Frankfurt/Main (dpa) - Angetrieben von der Wall Street hat der deutsche Aktienmarkt am letzten Tag des enttäuschenden Börsenmonats Oktober noch einmal mit deutlichen Gewinnen geschlossen.

Der Dax ging am Mittwoch mit einem Plus von 1,42 Prozent bei 11.447,51 Punkten aus dem Handel. Für den zurückliegenden Monat, in dem die internationalen Zollkonflikte sowie der Haushaltsstreit zwischen Italien und der EU-Kommission die Stimmung getrübt hatten, verbuchte der Leitindex jedoch immer noch ein Minus von sechseinhalb Prozent. Es war die schwächste Monatsbilanz seit dem Januar 2016.

Der MDax, in dem die Aktien der mittelgroßen Unternehmen notiert sind, stieg um 2,08 Prozent auf 24.180,16 Punkte. Für den SDax ging es um 2,38 Prozent auf 11.032,56 Zähler nach oben.

Der EuroStoxx 50 als Leitindex der Eurozone gewann 1,60 Prozent auf 3197,51 Punkte.

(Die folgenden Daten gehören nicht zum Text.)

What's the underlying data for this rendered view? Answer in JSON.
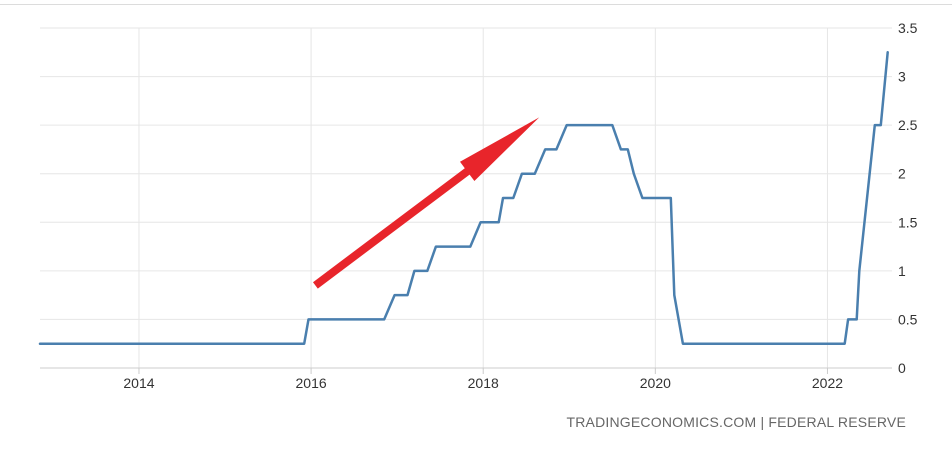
{
  "source_text": "TRADINGECONOMICS.COM | FEDERAL RESERVE",
  "colors": {
    "line": "#4a7fae",
    "grid": "#e6e6e6",
    "arrow": "#e8252b",
    "background": "#ffffff"
  },
  "chart_data": {
    "type": "line",
    "title": "",
    "xlabel": "",
    "ylabel": "",
    "xlim": [
      2012.85,
      2022.75
    ],
    "ylim": [
      0,
      3.5
    ],
    "x_ticks": [
      2014,
      2016,
      2018,
      2020,
      2022
    ],
    "x_tick_labels": [
      "2014",
      "2016",
      "2018",
      "2020",
      "2022"
    ],
    "y_ticks": [
      0,
      0.5,
      1,
      1.5,
      2,
      2.5,
      3,
      3.5
    ],
    "y_tick_labels": [
      "0",
      "0.5",
      "1",
      "1.5",
      "2",
      "2.5",
      "3",
      "3.5"
    ],
    "y_axis_side": "right",
    "grid": true,
    "series": [
      {
        "points": [
          [
            2012.85,
            0.25
          ],
          [
            2015.92,
            0.25
          ],
          [
            2015.97,
            0.5
          ],
          [
            2016.85,
            0.5
          ],
          [
            2016.97,
            0.75
          ],
          [
            2017.12,
            0.75
          ],
          [
            2017.2,
            1.0
          ],
          [
            2017.35,
            1.0
          ],
          [
            2017.45,
            1.25
          ],
          [
            2017.85,
            1.25
          ],
          [
            2017.97,
            1.5
          ],
          [
            2018.18,
            1.5
          ],
          [
            2018.23,
            1.75
          ],
          [
            2018.35,
            1.75
          ],
          [
            2018.45,
            2.0
          ],
          [
            2018.6,
            2.0
          ],
          [
            2018.72,
            2.25
          ],
          [
            2018.85,
            2.25
          ],
          [
            2018.97,
            2.5
          ],
          [
            2019.5,
            2.5
          ],
          [
            2019.6,
            2.25
          ],
          [
            2019.68,
            2.25
          ],
          [
            2019.75,
            2.0
          ],
          [
            2019.85,
            1.75
          ],
          [
            2020.18,
            1.75
          ],
          [
            2020.22,
            0.75
          ],
          [
            2020.32,
            0.25
          ],
          [
            2022.2,
            0.25
          ],
          [
            2022.24,
            0.5
          ],
          [
            2022.34,
            0.5
          ],
          [
            2022.37,
            1.0
          ],
          [
            2022.55,
            2.5
          ],
          [
            2022.62,
            2.5
          ],
          [
            2022.7,
            3.25
          ]
        ]
      }
    ],
    "annotations": [
      {
        "type": "arrow",
        "from": [
          2016.05,
          0.85
        ],
        "to": [
          2018.65,
          2.58
        ]
      }
    ]
  }
}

In Frankreich rückte der Cac 40 um 2,3 Prozent vor, in Großbritannien festigte sich der FTSE 100 um 1,3 Prozent. In New York notierte der US-Leitindex Dow Jones Industrial zum Handelsschluss in Europa rund 1,2 Prozent höher.

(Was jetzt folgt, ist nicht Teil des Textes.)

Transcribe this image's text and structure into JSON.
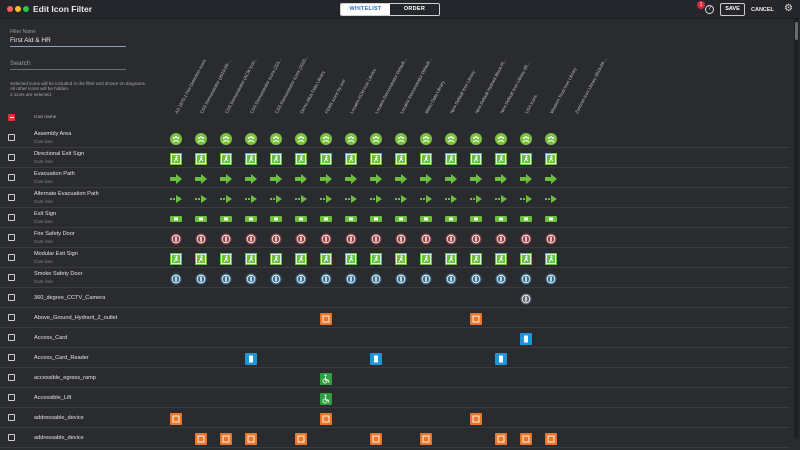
{
  "window": {
    "title": "Edit Icon Filter"
  },
  "segmented": {
    "whitelist": "WHITELIST",
    "order": "ORDER"
  },
  "toolbar": {
    "badge_count": "1",
    "help": "?",
    "save": "SAVE",
    "cancel": "CANCEL",
    "settings_icon": "gear-icon"
  },
  "filter": {
    "label": "Filter Name",
    "value": "First Aid & HR"
  },
  "search": {
    "placeholder": "Search"
  },
  "info": {
    "line1": "Selected icons will be included in the filter and shown on diagrams.",
    "line2": "All other icons will be hidden.",
    "line3": "2 icons are selected."
  },
  "table": {
    "icon_name_header": "Icon name",
    "columns": [
      "AS 1670.1 Fire Detection Icons",
      "CSS Demonstrator (2019-06-...",
      "CSS Demonstrator (ACM Icon...",
      "CSS Demonstrator Icons (201...",
      "CSS Demonstrator Icons (2020...",
      "Demo Altus Data Library",
      "FEMS icons by one",
      "Locatrix ACM Icon Library",
      "Locatrix Demonstrator Default...",
      "Locatrix Demonstrator Default...",
      "Metro Data Library",
      "New Default Icon Library",
      "New Default Hydrant Block Pl...",
      "New Default Icon Library (fil...",
      "USA Icons",
      "Western Trust Icon Library",
      "Zurinnet Icon Library 2019-09-..."
    ],
    "rows": [
      {
        "name": "Assembly Area",
        "sub": "Core icon",
        "icon": "assembly-area-icon",
        "color": "#7cc242",
        "cols": [
          0,
          1,
          2,
          3,
          4,
          5,
          6,
          7,
          8,
          9,
          10,
          11,
          12,
          13,
          14,
          15
        ]
      },
      {
        "name": "Directional Exit Sign",
        "sub": "Core icon",
        "icon": "running-man-exit-icon",
        "color": "#6cbf3e",
        "cols": [
          0,
          1,
          2,
          3,
          4,
          5,
          6,
          7,
          8,
          9,
          10,
          11,
          12,
          13,
          14,
          15
        ]
      },
      {
        "name": "Evacuation Path",
        "sub": "Core icon",
        "icon": "arrow-right-icon",
        "color": "#6cbf3e",
        "cols": [
          0,
          1,
          2,
          3,
          4,
          5,
          6,
          7,
          8,
          9,
          10,
          11,
          12,
          13,
          14,
          15
        ]
      },
      {
        "name": "Alternate Evacuation Path",
        "sub": "Core icon",
        "icon": "dashed-arrow-right-icon",
        "color": "#6cbf3e",
        "cols": [
          0,
          1,
          2,
          3,
          4,
          5,
          6,
          7,
          8,
          9,
          10,
          11,
          12,
          13,
          14,
          15
        ]
      },
      {
        "name": "Exit Sign",
        "sub": "Core icon",
        "icon": "exit-sign-icon",
        "color": "#6cbf3e",
        "cols": [
          0,
          1,
          2,
          3,
          4,
          5,
          6,
          7,
          8,
          9,
          10,
          11,
          12,
          13,
          14,
          15
        ]
      },
      {
        "name": "Fire Safety Door",
        "sub": "Core icon",
        "icon": "fire-door-icon",
        "color": "#e85a5a",
        "cols": [
          0,
          1,
          2,
          3,
          4,
          5,
          6,
          7,
          8,
          9,
          10,
          11,
          12,
          13,
          14,
          15
        ]
      },
      {
        "name": "Modular Exit Sign",
        "sub": "Core icon",
        "icon": "modular-exit-sign-icon",
        "color": "#6cbf3e",
        "cols": [
          0,
          1,
          2,
          3,
          4,
          5,
          6,
          7,
          8,
          9,
          10,
          11,
          12,
          13,
          14,
          15
        ]
      },
      {
        "name": "Smoke Safety Door",
        "sub": "Core icon",
        "icon": "smoke-door-icon",
        "color": "#4aa8dc",
        "cols": [
          0,
          1,
          2,
          3,
          4,
          5,
          6,
          7,
          8,
          9,
          10,
          11,
          12,
          13,
          14,
          15
        ]
      },
      {
        "name": "360_degree_CCTV_Camera",
        "sub": "",
        "icon": "cctv-camera-icon",
        "color": "#8f93a8",
        "cols": [
          14
        ]
      },
      {
        "name": "Above_Ground_Hydrant_2_outlet",
        "sub": "",
        "icon": "hydrant-icon",
        "color": "#e8762c",
        "cols": [
          6,
          12
        ]
      },
      {
        "name": "Access_Card",
        "sub": "",
        "icon": "access-card-icon",
        "color": "#1e95d4",
        "cols": [
          14
        ]
      },
      {
        "name": "Access_Card_Reader",
        "sub": "",
        "icon": "card-reader-icon",
        "color": "#1e95d4",
        "cols": [
          3,
          8,
          13
        ]
      },
      {
        "name": "accessible_egress_ramp",
        "sub": "",
        "icon": "wheelchair-icon",
        "color": "#2e9e3e",
        "cols": [
          6
        ]
      },
      {
        "name": "Accessible_Lift",
        "sub": "",
        "icon": "accessible-lift-icon",
        "color": "#2e9e3e",
        "cols": [
          6
        ]
      },
      {
        "name": "addressable_device",
        "sub": "",
        "icon": "addressable-device-icon",
        "color": "#e8762c",
        "cols": [
          0,
          6,
          12
        ]
      },
      {
        "name": "addressable_device",
        "sub": "",
        "icon": "addressable-device-icon",
        "color": "#e8762c",
        "cols": [
          1,
          2,
          3,
          5,
          8,
          10,
          13,
          14,
          15
        ]
      }
    ]
  }
}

Aus Branchensicht waren am Mittwoch die Aktien von Unternehmen aus der Halbleiter-Industrie besonders gefragt. Neben positiven Vorgaben von der US-Technologiebörse Nasdaq vom Vorabend wirkten sich starke Geschäftszahlen von Dialog Semiconductor und Samsung positiv auf die Kauflaune der Anleger aus.

So gewannen die Papiere des Halbleiter-Konzerns Infineon 3,75 Prozent. Die Anteilscheine des Apple-Zulieferers Dialog rückten als Spitzenreiter im SDax um 9,44 Prozent vor und erreichten das höchste Niveau seit März. Die Titel des auf die Chipindustrie spezialisierten Anlagenbauers Aixtron schnellten um weitere 7,66 Prozent nach oben. Damit summierte sich ihr Kursplus in den vergangenen fünf Handelstagen bereits auf mehr als 40 Prozent.

Beim Sportartikel-Hersteller Adidas sorgten die schon vortags euphorisch aufgenommenen Zahlen des US-Rivalen Under Armour für Rückenwind: Die Aktien legten um knapp 3 Prozent zu. Die Papiere der Deutschen Post verloren hingegen am Dax-Ende mehr als 2 Prozent, nachdem die Bundesnetzagentur die geplante Erhöhung des Briefportos vorerst auf Eis gelegt hatte.

Die anfangs weniger starken Airbus-Titel verbuchten letztlich einen Kursgewinn von 4,37 Prozent. Die Geschäfte des Luftfahrt- und Rüstungskonzerns waren im dritten Quartal besser als erwartet. Doch wegen der Probleme des Triebwerksherstellers Rolls-Royce musste der Flugzeugbauer seine Produktionspläne für 2018 kappen.

Am Rentenmarkt verharrte die Umlaufrendite bei 0,23 Prozent. Der Rentenindex Rex stieg um 0,05 Prozent auf 141,11 Punkte. Der Bund-Future verlor 0,01 Prozent auf 160,27 Punkte. Der Kurs des Euro stand zuletzt bei 1,1316 US-Dollar. Den Referenzkurs hatte die Europäische Zentralbank (EZB) zuvor auf 1,1318 Dollar festgesetzt.